Sussex MSK Partnership Bexhill on Sea, United Kingdom
Louise parker1, Diana Finney2, Julie Begum3, Triish Cornell4, Sarah Ryan5, Lisa Howie6, Helen Smith7, Ruth Wyllie8 and Polly Livermore9, 1Royal College of Nursing, London, United Kingdom, 2Sussex MSK Partnership, Bexhill on Sea, United Kingdom, 3Luton and Dunstable University Hospitals NHS Trust, Luton, United Kingdom, 4r, Poole Hospital NHS Foundation Trust, Poole, England, United Kingdom, 5Keele University, Midlands Partnership NHS Foundation Trust, Keele, United Kingdom, 6Swansea Bay University Health Board, Swansea, Wales, United Kingdom, 7University Hospitals NHS Foundation Trust, Brighton, United Kingdom, 8Newcastle Upon Tyne NHS Foundation Trust, Newcastle upon Tyne, United Kingdom, 9Great Ormond Street Hospital, London, United Kingdom
Background/Purpose: The role of the Rheumatology Nurse Specialist is a complex one, with wide variation in titles, practice and responsibility ,world wide. Therefore, in the united Kingdom, the Royal College of Nursing (RCN) Rheumatology Forum developed a Competency Framework for Rheumatology Nurses, which was published in March 2020. The competency aims to support personal development plans, continuing professional development and career progression for rheumatology nurses to advance practice acting as a benchmarking tool, providing a framework to support succession planning and service development, forming a base for an international standard curriculum for training. Following its launch, we carried out an evaluation of rheumatology nurses views of the competency, and identified benefits limitations, and any recommendations.

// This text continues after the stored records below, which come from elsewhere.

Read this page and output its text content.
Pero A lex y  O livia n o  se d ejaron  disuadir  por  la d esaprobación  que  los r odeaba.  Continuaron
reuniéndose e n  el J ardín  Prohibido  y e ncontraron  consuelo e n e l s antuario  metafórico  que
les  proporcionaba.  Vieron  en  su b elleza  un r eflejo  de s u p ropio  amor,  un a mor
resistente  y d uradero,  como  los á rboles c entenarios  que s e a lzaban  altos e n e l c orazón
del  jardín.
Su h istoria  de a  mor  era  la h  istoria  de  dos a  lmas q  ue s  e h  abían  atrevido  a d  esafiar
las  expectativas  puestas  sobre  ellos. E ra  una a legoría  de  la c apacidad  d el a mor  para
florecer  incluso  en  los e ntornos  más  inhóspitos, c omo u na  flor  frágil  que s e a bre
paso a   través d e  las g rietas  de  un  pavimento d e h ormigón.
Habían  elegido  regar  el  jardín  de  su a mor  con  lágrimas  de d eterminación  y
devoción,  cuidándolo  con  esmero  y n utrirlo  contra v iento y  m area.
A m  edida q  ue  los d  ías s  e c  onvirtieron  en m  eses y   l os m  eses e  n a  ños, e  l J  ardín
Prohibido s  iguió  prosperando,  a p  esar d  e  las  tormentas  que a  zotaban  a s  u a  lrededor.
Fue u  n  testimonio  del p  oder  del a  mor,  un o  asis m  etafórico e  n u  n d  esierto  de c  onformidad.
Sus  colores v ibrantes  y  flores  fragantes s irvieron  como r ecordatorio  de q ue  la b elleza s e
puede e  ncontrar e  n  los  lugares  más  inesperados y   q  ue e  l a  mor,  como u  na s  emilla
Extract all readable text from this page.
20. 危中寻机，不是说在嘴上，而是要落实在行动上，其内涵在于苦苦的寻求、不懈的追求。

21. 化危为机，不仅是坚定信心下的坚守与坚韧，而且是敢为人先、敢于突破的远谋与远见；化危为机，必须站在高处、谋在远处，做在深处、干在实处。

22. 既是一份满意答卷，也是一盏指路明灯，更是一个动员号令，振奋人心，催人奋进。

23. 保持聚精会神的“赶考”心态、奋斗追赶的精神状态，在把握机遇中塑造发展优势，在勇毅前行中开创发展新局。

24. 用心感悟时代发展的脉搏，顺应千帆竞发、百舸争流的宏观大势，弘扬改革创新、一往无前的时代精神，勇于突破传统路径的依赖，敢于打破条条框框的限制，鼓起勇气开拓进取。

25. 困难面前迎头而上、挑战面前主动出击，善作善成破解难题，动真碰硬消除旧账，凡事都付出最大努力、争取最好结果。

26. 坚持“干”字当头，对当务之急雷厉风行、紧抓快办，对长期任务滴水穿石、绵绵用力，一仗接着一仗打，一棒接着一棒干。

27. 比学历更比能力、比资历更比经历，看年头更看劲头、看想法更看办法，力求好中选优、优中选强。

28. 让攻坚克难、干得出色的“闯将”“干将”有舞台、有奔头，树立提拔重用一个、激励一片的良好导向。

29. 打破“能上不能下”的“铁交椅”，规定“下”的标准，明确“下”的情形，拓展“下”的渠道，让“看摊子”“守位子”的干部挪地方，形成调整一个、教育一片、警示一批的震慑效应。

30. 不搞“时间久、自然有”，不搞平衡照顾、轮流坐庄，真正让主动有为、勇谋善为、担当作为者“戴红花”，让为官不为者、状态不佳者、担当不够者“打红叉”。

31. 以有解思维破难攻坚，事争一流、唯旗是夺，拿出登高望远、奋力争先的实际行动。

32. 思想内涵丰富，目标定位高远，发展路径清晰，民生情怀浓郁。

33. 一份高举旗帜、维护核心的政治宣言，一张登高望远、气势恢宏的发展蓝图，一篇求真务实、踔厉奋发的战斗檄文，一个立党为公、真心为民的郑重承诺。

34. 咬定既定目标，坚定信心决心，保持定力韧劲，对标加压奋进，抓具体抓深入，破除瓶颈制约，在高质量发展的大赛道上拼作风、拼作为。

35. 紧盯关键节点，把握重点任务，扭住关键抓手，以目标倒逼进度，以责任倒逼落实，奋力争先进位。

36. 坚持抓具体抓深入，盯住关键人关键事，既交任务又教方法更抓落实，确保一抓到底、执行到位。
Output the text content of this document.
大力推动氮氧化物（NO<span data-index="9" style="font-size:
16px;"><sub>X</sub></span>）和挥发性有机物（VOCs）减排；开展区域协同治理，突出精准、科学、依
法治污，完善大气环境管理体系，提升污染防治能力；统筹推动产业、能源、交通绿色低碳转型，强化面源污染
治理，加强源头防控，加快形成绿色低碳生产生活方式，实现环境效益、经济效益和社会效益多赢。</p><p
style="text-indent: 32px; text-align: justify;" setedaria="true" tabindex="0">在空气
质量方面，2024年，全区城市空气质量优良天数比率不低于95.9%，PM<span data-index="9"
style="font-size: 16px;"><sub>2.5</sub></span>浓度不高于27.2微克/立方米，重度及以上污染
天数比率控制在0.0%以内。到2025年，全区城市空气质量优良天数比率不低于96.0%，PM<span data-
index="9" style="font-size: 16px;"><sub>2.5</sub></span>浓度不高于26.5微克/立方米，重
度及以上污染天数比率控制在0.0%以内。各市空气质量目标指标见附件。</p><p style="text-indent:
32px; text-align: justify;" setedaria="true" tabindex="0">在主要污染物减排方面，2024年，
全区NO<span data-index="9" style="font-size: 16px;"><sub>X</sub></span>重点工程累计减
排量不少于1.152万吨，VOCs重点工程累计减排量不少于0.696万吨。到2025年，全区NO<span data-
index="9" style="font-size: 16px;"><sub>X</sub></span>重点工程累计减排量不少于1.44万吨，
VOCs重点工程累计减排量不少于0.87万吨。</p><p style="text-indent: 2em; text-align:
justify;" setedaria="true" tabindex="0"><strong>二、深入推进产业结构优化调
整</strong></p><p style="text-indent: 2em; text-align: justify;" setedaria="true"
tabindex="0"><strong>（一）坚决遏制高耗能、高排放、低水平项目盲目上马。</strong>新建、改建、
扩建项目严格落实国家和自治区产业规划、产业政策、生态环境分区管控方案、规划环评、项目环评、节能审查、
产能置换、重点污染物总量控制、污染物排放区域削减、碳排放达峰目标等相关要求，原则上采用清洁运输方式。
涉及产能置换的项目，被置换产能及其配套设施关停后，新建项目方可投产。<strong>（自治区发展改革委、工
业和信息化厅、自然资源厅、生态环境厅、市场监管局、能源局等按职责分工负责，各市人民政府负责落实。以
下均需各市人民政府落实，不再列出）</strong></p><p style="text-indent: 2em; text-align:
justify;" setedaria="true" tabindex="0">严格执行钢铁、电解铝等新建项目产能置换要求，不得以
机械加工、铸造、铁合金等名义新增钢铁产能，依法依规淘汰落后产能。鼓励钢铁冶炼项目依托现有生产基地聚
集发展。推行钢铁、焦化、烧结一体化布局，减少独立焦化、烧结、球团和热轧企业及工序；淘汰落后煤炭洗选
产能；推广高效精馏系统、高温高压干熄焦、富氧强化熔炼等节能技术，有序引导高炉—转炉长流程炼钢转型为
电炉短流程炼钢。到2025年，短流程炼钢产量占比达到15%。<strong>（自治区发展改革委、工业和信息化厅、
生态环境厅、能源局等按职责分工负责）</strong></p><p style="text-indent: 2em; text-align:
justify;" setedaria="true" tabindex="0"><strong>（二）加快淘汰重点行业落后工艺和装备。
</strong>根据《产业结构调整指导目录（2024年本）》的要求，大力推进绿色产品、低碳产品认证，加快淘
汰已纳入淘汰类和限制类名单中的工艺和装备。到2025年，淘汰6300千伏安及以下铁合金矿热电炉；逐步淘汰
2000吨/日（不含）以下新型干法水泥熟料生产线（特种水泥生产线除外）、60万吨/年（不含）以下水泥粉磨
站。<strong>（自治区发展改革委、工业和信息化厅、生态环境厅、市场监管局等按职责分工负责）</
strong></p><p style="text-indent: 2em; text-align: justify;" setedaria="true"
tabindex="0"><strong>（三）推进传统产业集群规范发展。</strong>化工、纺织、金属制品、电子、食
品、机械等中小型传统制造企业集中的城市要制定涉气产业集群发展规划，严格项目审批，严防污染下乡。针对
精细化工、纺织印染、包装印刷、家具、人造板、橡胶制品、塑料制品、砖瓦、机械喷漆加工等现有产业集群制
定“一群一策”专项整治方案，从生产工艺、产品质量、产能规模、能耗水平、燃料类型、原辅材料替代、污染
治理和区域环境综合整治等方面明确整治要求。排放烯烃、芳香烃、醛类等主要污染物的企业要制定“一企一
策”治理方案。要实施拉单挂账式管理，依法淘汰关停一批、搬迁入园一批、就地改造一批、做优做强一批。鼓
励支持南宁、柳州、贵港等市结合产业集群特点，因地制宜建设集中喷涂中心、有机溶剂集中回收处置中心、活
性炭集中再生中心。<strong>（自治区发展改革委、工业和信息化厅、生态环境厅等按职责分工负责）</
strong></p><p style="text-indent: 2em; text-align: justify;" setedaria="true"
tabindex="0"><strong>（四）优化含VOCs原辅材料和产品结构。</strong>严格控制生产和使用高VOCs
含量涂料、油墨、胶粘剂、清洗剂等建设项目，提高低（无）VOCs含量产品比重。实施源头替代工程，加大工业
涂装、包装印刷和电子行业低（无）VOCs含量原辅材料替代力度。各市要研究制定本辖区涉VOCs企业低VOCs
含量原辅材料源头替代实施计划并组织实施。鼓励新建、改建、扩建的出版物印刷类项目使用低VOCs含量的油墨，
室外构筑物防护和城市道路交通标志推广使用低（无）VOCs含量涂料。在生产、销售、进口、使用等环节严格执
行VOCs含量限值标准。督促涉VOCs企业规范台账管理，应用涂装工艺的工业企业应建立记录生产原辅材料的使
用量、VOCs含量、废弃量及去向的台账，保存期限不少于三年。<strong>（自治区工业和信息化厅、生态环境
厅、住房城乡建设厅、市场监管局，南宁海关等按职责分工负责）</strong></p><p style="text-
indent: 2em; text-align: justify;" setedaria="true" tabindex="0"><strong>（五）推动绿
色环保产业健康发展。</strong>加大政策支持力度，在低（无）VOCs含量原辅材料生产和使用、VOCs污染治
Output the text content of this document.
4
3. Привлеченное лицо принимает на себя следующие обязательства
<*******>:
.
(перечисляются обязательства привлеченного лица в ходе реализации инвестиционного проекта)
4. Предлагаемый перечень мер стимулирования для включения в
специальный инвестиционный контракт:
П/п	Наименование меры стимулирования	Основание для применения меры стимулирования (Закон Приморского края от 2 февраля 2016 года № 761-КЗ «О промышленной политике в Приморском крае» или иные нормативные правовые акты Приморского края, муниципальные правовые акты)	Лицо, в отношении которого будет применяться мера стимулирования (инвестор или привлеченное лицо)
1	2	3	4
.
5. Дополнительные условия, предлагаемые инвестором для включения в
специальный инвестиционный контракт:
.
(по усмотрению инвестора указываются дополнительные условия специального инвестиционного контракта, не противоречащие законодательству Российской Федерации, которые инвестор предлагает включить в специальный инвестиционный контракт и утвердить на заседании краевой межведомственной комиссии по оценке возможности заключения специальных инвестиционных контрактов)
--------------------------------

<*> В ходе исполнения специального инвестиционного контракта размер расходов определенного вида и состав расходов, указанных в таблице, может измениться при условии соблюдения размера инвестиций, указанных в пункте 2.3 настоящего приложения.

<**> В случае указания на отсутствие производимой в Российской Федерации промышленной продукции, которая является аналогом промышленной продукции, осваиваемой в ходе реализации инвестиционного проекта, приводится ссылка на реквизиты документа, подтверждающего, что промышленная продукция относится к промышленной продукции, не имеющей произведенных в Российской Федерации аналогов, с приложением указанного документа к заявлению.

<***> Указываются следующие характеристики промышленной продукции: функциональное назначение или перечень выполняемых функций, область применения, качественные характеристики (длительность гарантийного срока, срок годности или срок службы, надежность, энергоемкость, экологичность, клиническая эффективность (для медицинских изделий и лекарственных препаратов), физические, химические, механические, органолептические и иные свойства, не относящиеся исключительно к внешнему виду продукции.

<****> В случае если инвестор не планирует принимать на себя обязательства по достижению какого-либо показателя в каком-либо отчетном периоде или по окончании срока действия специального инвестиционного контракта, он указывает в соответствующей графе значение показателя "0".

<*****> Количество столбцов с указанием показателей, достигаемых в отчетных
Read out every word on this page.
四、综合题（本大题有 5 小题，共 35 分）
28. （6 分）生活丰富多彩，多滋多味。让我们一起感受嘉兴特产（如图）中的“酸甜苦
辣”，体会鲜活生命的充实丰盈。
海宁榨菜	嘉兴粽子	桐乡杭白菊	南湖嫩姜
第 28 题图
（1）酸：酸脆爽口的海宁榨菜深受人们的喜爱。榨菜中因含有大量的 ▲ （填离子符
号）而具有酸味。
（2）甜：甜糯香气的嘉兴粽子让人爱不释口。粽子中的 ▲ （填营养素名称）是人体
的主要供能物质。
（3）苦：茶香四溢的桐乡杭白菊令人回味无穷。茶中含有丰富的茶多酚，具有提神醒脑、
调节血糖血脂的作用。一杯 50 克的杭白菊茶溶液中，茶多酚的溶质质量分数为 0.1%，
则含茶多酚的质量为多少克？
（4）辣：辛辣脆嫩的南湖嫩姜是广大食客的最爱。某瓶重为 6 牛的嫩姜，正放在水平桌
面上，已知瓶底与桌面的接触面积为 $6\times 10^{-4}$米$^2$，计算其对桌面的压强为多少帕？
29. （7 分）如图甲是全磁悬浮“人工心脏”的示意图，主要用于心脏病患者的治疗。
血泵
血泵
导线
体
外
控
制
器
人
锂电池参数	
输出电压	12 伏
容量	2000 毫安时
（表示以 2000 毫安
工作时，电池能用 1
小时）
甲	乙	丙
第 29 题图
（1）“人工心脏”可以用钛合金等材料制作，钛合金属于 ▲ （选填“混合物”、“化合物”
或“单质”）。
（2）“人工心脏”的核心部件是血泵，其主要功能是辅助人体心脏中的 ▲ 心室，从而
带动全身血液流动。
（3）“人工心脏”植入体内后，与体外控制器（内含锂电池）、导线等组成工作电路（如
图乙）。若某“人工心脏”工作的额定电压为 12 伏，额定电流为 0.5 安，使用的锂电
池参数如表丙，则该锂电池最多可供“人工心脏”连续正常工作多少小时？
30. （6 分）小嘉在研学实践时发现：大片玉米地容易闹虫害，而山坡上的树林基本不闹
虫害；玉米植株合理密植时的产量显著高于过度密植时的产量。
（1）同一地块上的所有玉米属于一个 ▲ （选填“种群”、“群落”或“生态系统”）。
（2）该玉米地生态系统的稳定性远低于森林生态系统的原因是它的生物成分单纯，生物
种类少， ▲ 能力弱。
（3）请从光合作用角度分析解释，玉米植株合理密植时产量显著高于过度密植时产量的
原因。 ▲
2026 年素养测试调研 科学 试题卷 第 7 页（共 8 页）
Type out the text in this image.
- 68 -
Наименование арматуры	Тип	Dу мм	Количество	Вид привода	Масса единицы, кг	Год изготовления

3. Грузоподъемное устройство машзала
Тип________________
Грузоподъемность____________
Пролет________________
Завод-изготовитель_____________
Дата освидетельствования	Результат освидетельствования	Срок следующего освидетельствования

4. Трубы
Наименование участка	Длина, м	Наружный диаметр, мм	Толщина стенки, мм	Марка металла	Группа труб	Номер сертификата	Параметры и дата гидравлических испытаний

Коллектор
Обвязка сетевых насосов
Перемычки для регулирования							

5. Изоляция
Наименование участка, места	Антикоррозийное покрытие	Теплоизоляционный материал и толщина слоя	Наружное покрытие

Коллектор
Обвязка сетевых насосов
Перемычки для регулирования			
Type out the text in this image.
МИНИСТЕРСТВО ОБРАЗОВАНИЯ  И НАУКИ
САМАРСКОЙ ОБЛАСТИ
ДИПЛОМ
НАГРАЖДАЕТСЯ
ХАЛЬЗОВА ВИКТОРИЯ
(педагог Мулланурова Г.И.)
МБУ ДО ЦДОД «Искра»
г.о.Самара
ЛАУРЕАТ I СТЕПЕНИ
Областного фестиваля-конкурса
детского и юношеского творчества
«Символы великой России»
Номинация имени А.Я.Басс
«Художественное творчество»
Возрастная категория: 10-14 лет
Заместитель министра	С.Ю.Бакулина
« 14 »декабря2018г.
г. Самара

Methods: We used a sequential research design utilising a questionnaire circulated form 13th March to 25th April 2021 followed by semi-structured interviews between May 2021 and August 2021.
Results: 106 people responded to the survey, 99(93%) working as adult rheumatology nurses there were 55(52%) band 7 nurses and a wide range of job titles. Most nurses, 93(87%) had academic qualification at degree or Masters level. Most respondents77(73%) were from England. 74(70%) found out about the competency via the RCN Rheumatology Nurse Forum page or via the British Society for Rheumatology website (35%). Most (71%) respondents had been in their present role for 5 years or more, and 53(50%) nurses had been on their role for more than 10 years. When asked whether they had used the competency framework in their practice; 57(54%) said they had. Reasons for using it were; to provide a framework for learning, to use as a benchmarking tool, for CPD, for teaching, to demonstrate skills and knowledge , when managing others, to show managers how their role can develop. Redeployment due to COVID 19 and work force issues were the main reason why the competency was not implemented fully. However using it with new staff was cited as beneficial. Free text comments described very good detail and identification of learning needs giving good understanding of the underpinning knowledge. 15 nurses responded for interviews and 14 were conducted. The average length of the interview was 12 minutes totalling 171 minutes. We asked why they used they used the competency, for any potential strengths or limitations, how much time it took to complete, and if they would use it again, improvement suggestions. if they would recommend it to others, and whether it was easy to locate. People said a paediatric rheumatology module and an accessible course focussed on leadership is needed. When asked to summarise the competency in 5 words. One said it was "a reliable tool to improve quality of care and set standards for Rheumatology Nurses.
Conclusion: The competency was well received as a strengthening resource for UK Rheumatology Nurses. We recommend that these competencies are universally adopted. Further dissemination is required and education needs must be addressed. A development framework is planned. Further analysis will be published later in 2022 with a review of the competency due in 2023.
Disclosures: L. parker, None; D. Finney, Galapagos; J. Begum, None; T. Cornell, AbbVie/Abbott; S. Ryan, None; L. Howie, None; H. Smith, AbbVie/Abbott; R. Wyllie, None; P. Livermore, Part funded by the National Institute of Research GOSH BRC.